The day of my Monti performance I felt like I was going to throw up. It started at noon, and only got worse the closer it got to showtime. Jeff assured me this was normal. In fact, when I saw him that night, he actually seemed proud that I had reached this critical point in the Monti storytelling journey. This is what’s supposed to happen.

That night, I told a story, a love story about my first dog Yoshi — our beginning, our middle and our end. It was just me, and a mic and roomful of listeners. And it was the most vulnerable place I had ever stepped into. Willingly. But when I took the stage and I spoke my first line, all my fears evaporated. It was like someone flipped a switch inside of me, and it felt incredible.
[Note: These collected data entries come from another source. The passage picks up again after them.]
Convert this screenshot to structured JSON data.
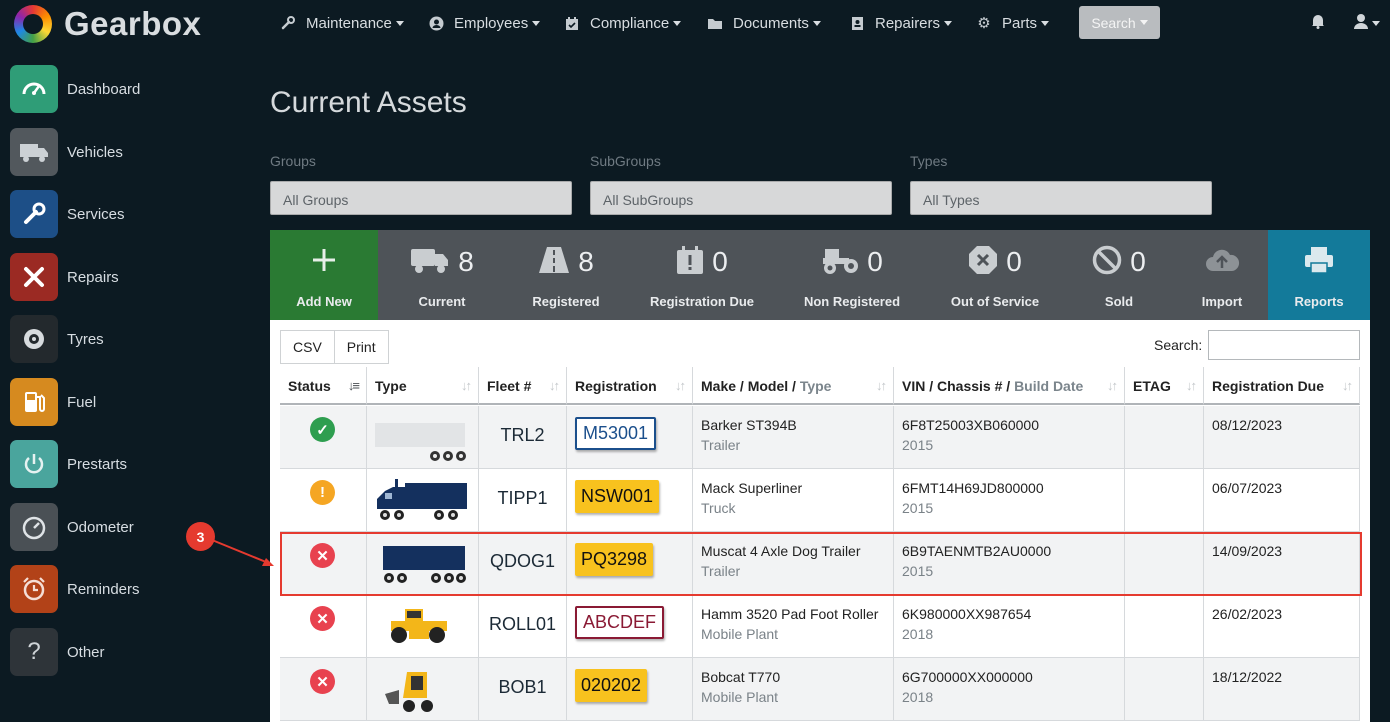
{
  "app": {
    "name": "Gearbox"
  },
  "sidebar": {
    "items": [
      {
        "label": "Dashboard",
        "icon": "dashboard-icon",
        "color": "#2f9d77"
      },
      {
        "label": "Vehicles",
        "icon": "truck-icon",
        "color": "#52585d"
      },
      {
        "label": "Services",
        "icon": "wrench-icon",
        "color": "#1d4f87"
      },
      {
        "label": "Repairs",
        "icon": "tools-icon",
        "color": "#9b2a23"
      },
      {
        "label": "Tyres",
        "icon": "tyre-icon",
        "color": "#23292d"
      },
      {
        "label": "Fuel",
        "icon": "fuel-icon",
        "color": "#d68a1f"
      },
      {
        "label": "Prestarts",
        "icon": "power-icon",
        "color": "#4aa59d"
      },
      {
        "label": "Odometer",
        "icon": "speedometer-icon",
        "color": "#4a5055"
      },
      {
        "label": "Reminders",
        "icon": "alarm-clock-icon",
        "color": "#b24218"
      },
      {
        "label": "Other",
        "icon": "question-icon",
        "color": "#2e3439"
      }
    ]
  },
  "nav": {
    "items": [
      {
        "label": "Maintenance",
        "icon": "wrench-icon"
      },
      {
        "label": "Employees",
        "icon": "person-icon"
      },
      {
        "label": "Compliance",
        "icon": "calendar-check-icon"
      },
      {
        "label": "Documents",
        "icon": "folder-icon"
      },
      {
        "label": "Repairers",
        "icon": "address-book-icon"
      },
      {
        "label": "Parts",
        "icon": "gear-icon"
      }
    ],
    "search_label": "Search"
  },
  "page": {
    "title": "Current Assets"
  },
  "filters": {
    "groups": {
      "label": "Groups",
      "value": "All Groups"
    },
    "subgroups": {
      "label": "SubGroups",
      "value": "All SubGroups"
    },
    "types": {
      "label": "Types",
      "value": "All Types"
    }
  },
  "stats": {
    "add_new": "Add New",
    "current": {
      "count": "8",
      "label": "Current"
    },
    "registered": {
      "count": "8",
      "label": "Registered"
    },
    "registration_due": {
      "count": "0",
      "label": "Registration Due"
    },
    "non_registered": {
      "count": "0",
      "label": "Non Registered"
    },
    "out_of_service": {
      "count": "0",
      "label": "Out of Service"
    },
    "sold": {
      "count": "0",
      "label": "Sold"
    },
    "import": "Import",
    "reports": "Reports"
  },
  "toolbar": {
    "csv": "CSV",
    "print": "Print",
    "search_label": "Search:"
  },
  "table": {
    "headers": {
      "status": "Status",
      "type": "Type",
      "fleet": "Fleet #",
      "registration": "Registration",
      "make_model": "Make / Model /",
      "make_type": "Type",
      "vin": "VIN / Chassis # /",
      "vin_build": "Build Date",
      "etag": "ETAG",
      "reg_due": "Registration Due"
    },
    "rows": [
      {
        "status": "ok",
        "fleet": "TRL2",
        "rego": "M53001",
        "rego_style": "blue",
        "make": "Barker ST394B",
        "type": "Trailer",
        "vin": "6F8T25003XB060000",
        "year": "2015",
        "etag": "",
        "due": "08/12/2023"
      },
      {
        "status": "warn",
        "fleet": "TIPP1",
        "rego": "NSW001",
        "rego_style": "yellow",
        "make": "Mack Superliner",
        "type": "Truck",
        "vin": "6FMT14H69JD800000",
        "year": "2015",
        "etag": "",
        "due": "06/07/2023"
      },
      {
        "status": "bad",
        "fleet": "QDOG1",
        "rego": "PQ3298",
        "rego_style": "yellow",
        "make": "Muscat 4 Axle Dog Trailer",
        "type": "Trailer",
        "vin": "6B9TAENMTB2AU0000",
        "year": "2015",
        "etag": "",
        "due": "14/09/2023"
      },
      {
        "status": "bad",
        "fleet": "ROLL01",
        "rego": "ABCDEF",
        "rego_style": "red",
        "make": "Hamm 3520 Pad Foot Roller",
        "type": "Mobile Plant",
        "vin": "6K980000XX987654",
        "year": "2018",
        "etag": "",
        "due": "26/02/2023"
      },
      {
        "status": "bad",
        "fleet": "BOB1",
        "rego": "020202",
        "rego_style": "yellow",
        "make": "Bobcat T770",
        "type": "Mobile Plant",
        "vin": "6G700000XX000000",
        "year": "2018",
        "etag": "",
        "due": "18/12/2022"
      }
    ]
  },
  "annotation": {
    "badge": "3"
  },
  "colors": {
    "ok": "#2e9e4f",
    "warn": "#f5a623",
    "bad": "#e8424f",
    "accent_red": "#e53a2f"
  }
}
When I returned to my seat, Addison leaned over and told me to look around, “Everyone is crying. Not a dry eye,” she said. I scanned the faces in the room, wet with tears. In that moment, I experienced the power of storytelling. That night my words connected with the people in that room and they felt something. And I felt something too, an overwhelming amount of gratitude. I was grateful for an audience who was kind, attentive and open; for friends who cheered me on that night and surrounded me with support and comfort and lifted me up; and for Jeff for seeing something in me that I didn’t until now.